景気ウォッチャー調査(9月) 10月8日(火)午後2時発表 

景気ウォッチャー調査の現状判断DI(指数)は、8月に前月比1.6ポイント上昇の42.8と、低水準ながらも4か月ぶりに上昇しました。消費税増税前の駆け込み需要などが、小売関連などのDI上昇に寄与しました。

ただ、米中貿易摩擦などを背景に、製造業関連の現状判断DIは低下傾向が続いています。また、先行き判断DIについては、増税への懸念を背景に、小売関連を中心として顕著に低下しています。これらを踏まえると、9月調査でも景況感の低迷が示されると見込まれます。

米消費者物価指数(9月) 10月10日(木)午後9時30分発表

米国の消費者物価指数(CPI)は、8月に総合で前年比1.7%上昇し、市場の予想通りとなりました。
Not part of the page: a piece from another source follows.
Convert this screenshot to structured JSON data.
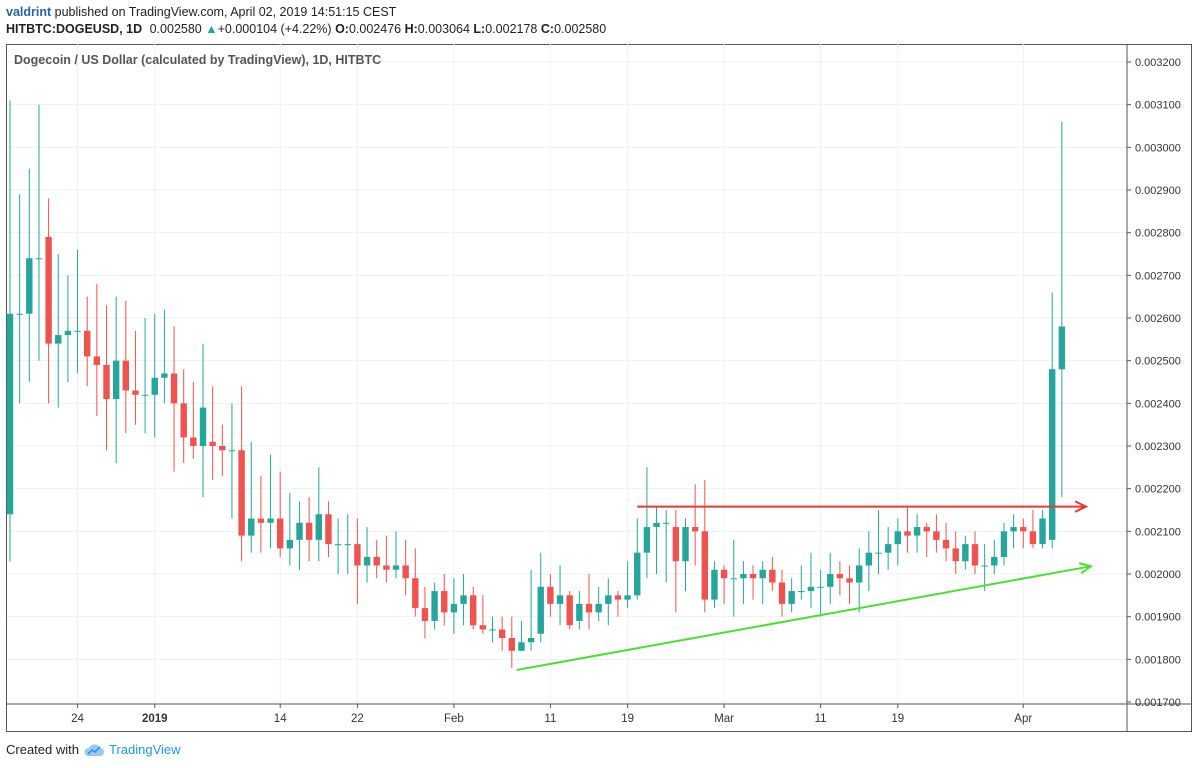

一方、食品とエネルギーを除くコアCPIは同2.4%の上昇と予想を上回り、物価上昇がようやく根付き始めた状況を示唆しました。

9月1日に中国製品に対する追加関税が発動されたことから、今後インフレは加速する可能性があります。米中貿易協議の行方は予断を許さず、世界景気に不透明感が広がるものの、インフレの今後のすう勢に注目です。9月は総合で前年比1.9%、コアCPIで同2.4%程度の上昇を想定しています。